Sunday was my only leisure time. I spent this in a sort of beast-like stupor, between sleep and wake, under some large tree. At times, I would rise up, a flash of energetic freedom would dart through my soul, accompanied with a faint beam of hope, flickered for a moment, and then vanished. I sank down again, mourning over my wretched condition. I was sometimes prompted to take my life, and that of Covey, but was prevented by a combination of hope and fear. My sufferings on this plantation seem now like a dream rather than a stern reality.

Our house stood within a few rods of the Chesapeake bay, whose broad bosom was ever white with sails from every quarter of the habitable globe. Those beautiful vessels, robed in purest white, so delightful to the eye of freemen, were to me so many shrouded ghosts, to terrify and torment me with thoughts of my wretched condition. I have often, in the deep stillness of a summer’s Sabbath, stood all alone upon the banks of that noble bay, and traced, with saddened heart and tearful eye, the countless number of sails moving off to the mighty ocean. The sight of these always affected me powerfully. My thoughts would compel utterance; and there, with no audience but the Almighty, I would pour out my soul’s complaint in my rude way, with an apostrophe to the moving multitude of ships:

“You are loosed from your moorings, and free; I am fast in my chains, and am a slave! You move merrily before the gentle gale, and I sadly before the bloody whip! You are freedom’s swift-winged angels, that fly around the world; I am confined in bands of iron! O, that I were free! O, that I were on one of your gallant decks, and under your protecting wing! Alas! betwixt me and you the turbid waters roll. Go on, go on. O that I could also go! Could I but swim! If I could fly! O, why was I born a man, of whom to make a brute! The glad ship is gone; she hides in the dim distance. I am left in the hottest hell of unending slavery. O God, save me! God, deliver me! Let me be free! Is there any God? Why am I a slave? I will run away. I will not stand it. Get caught, or get clear, I’ll try it. I had as well die with ague as with fever. I have only one life to lose. I had as well be killed running as die standing. Only think of it; one hundred miles straight north, and I am free! Try it? Yes! God helping me, I will. It cannot be that I shall live and die a slave. I will take to the water. This very bay shall yet bear me into freedom. The steamboats steered in a north-east coast from North Point. I will do the same; and when I get to the head of the bay, I will turn my canoe adrift, and walk straight through Delaware into Pennsylvania. When I get there, I shall not be required to have a pass; I will travel without being disturbed. Let but the first opportunity offer, and come what will, I am off. Meanwhile, I will try to bear up under the yoke. I am not the only slave in the world. Why should I fret? I can bear as much as any of them. Besides, I am but a boy, and all boys are bound to some one. It may be that my misery in slavery will only increase my happiness when I get free. There is a better day coming.”
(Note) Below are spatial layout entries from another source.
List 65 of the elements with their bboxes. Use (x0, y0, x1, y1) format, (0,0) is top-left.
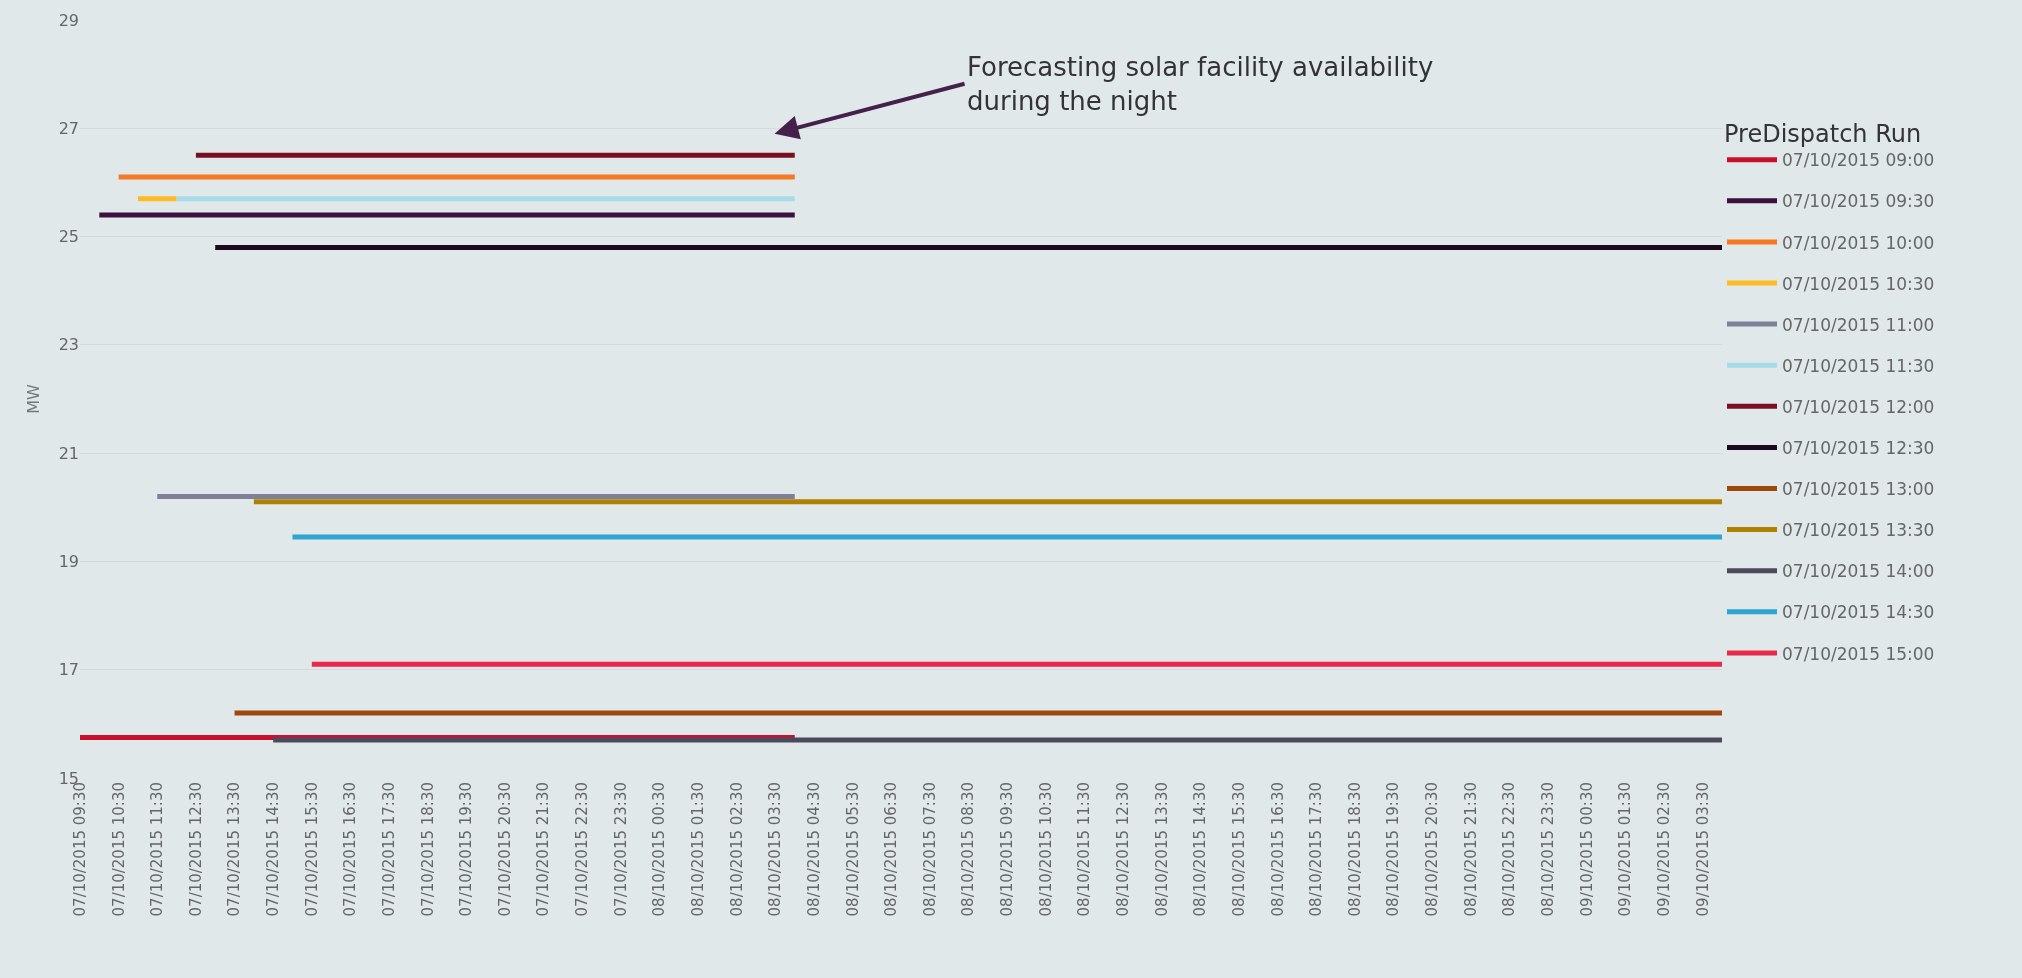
legend-label: 07/10/2015 13:00 (1782, 479, 1935, 500)
y-tick-label: 21 (58, 443, 79, 463)
legend-label: 07/10/2015 10:30 (1782, 273, 1935, 294)
x-tick-label: 07/10/2015 12:30 (186, 782, 205, 917)
x-tick-label: 07/10/2015 20:30 (495, 782, 514, 917)
x-tick-label: 07/10/2015 11:30 (148, 782, 167, 917)
x-tick-label: 08/10/2015 23:30 (1539, 782, 1558, 917)
x-tick-label: 07/10/2015 13:30 (225, 782, 244, 917)
x-tick-label: 09/10/2015 02:30 (1654, 782, 1673, 917)
x-tick-label: 08/10/2015 00:30 (650, 782, 669, 917)
x-tick-label: 08/10/2015 08:30 (959, 782, 978, 917)
legend-label: 07/10/2015 12:00 (1782, 396, 1935, 417)
x-tick-label: 08/10/2015 20:30 (1423, 782, 1442, 917)
x-tick-label: 08/10/2015 04:30 (804, 782, 823, 917)
x-tick-label: 07/10/2015 14:30 (264, 782, 283, 917)
x-tick-label: 08/10/2015 11:30 (1075, 782, 1094, 917)
x-tick-label: 08/10/2015 22:30 (1500, 782, 1519, 917)
x-tick-label: 08/10/2015 07:30 (920, 782, 939, 917)
y-tick-label: 17 (58, 660, 79, 680)
legend-label: 07/10/2015 14:00 (1782, 561, 1935, 582)
x-tick-label: 08/10/2015 15:30 (1229, 782, 1248, 917)
x-tick-label: 08/10/2015 01:30 (689, 782, 708, 917)
y-tick-label: 29 (58, 10, 79, 30)
legend-label: 07/10/2015 09:00 (1782, 150, 1935, 171)
y-tick-label: 23 (58, 335, 79, 355)
x-tick-label: 07/10/2015 19:30 (457, 782, 476, 917)
legend-label: 07/10/2015 15:00 (1782, 643, 1935, 664)
x-tick-label: 08/10/2015 18:30 (1345, 782, 1364, 917)
x-tick-label: 08/10/2015 12:30 (1114, 782, 1133, 917)
y-tick-label: 27 (58, 118, 79, 138)
x-tick-label: 08/10/2015 17:30 (1307, 782, 1326, 917)
x-tick-label: 09/10/2015 03:30 (1693, 782, 1712, 917)
x-tick-label: 08/10/2015 02:30 (727, 782, 746, 917)
x-tick-label: 08/10/2015 03:30 (766, 782, 785, 917)
x-tick-label: 08/10/2015 13:30 (1152, 782, 1171, 917)
x-tick-label: 08/10/2015 10:30 (1036, 782, 1055, 917)
legend-label: 07/10/2015 10:00 (1782, 232, 1935, 253)
legend-title: PreDispatch Run (1724, 120, 1922, 149)
annotation: Forecasting solar facility availability during the night (967, 52, 1434, 116)
x-tick-label: 08/10/2015 05:30 (843, 782, 862, 917)
x-tick-label: 07/10/2015 10:30 (109, 782, 128, 917)
y-tick-label: 19 (58, 552, 79, 572)
y-tick-label: 25 (58, 227, 79, 247)
x-tick-label: 08/10/2015 19:30 (1384, 782, 1403, 917)
legend-label: 07/10/2015 11:00 (1782, 314, 1935, 335)
y-axis-title: MW (23, 384, 43, 414)
legend-label: 07/10/2015 13:30 (1782, 520, 1935, 541)
x-tick-label: 08/10/2015 06:30 (882, 782, 901, 917)
x-tick-label: 08/10/2015 09:30 (998, 782, 1017, 917)
x-tick-label: 08/10/2015 21:30 (1461, 782, 1480, 917)
x-tick-label: 07/10/2015 18:30 (418, 782, 437, 917)
legend-label: 07/10/2015 14:30 (1782, 602, 1935, 623)
x-tick-label: 07/10/2015 16:30 (341, 782, 360, 917)
x-tick-label: 07/10/2015 17:30 (379, 782, 398, 917)
x-tick-label: 07/10/2015 15:30 (302, 782, 321, 917)
x-tick-label: 09/10/2015 00:30 (1577, 782, 1596, 917)
x-tick-label: 09/10/2015 01:30 (1616, 782, 1635, 917)
x-tick-label: 07/10/2015 22:30 (573, 782, 592, 917)
x-tick-label: 07/10/2015 23:30 (611, 782, 630, 917)
x-tick-label: 07/10/2015 21:30 (534, 782, 553, 917)
legend-label: 07/10/2015 09:30 (1782, 191, 1935, 212)
x-tick-label: 08/10/2015 14:30 (1191, 782, 1210, 917)
legend-label: 07/10/2015 12:30 (1782, 438, 1935, 459)
legend-label: 07/10/2015 11:30 (1782, 355, 1935, 376)
x-tick-label: 08/10/2015 16:30 (1268, 782, 1287, 917)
I shall never be able to narrate the mental experience through which it was my lot to pass during my stay at Covey’s. I was completely wrecked, changed and bewildered; goaded almost to madness at one time, and at another reconciling myself to my wretched condition. Everything in the way of kindness, which I had experienced at Baltimore; all my former hopes and aspirations for usefulness in the world, and the happy moments spent in the exercises of religion, contrasted with my then present lot, but increased my anguish.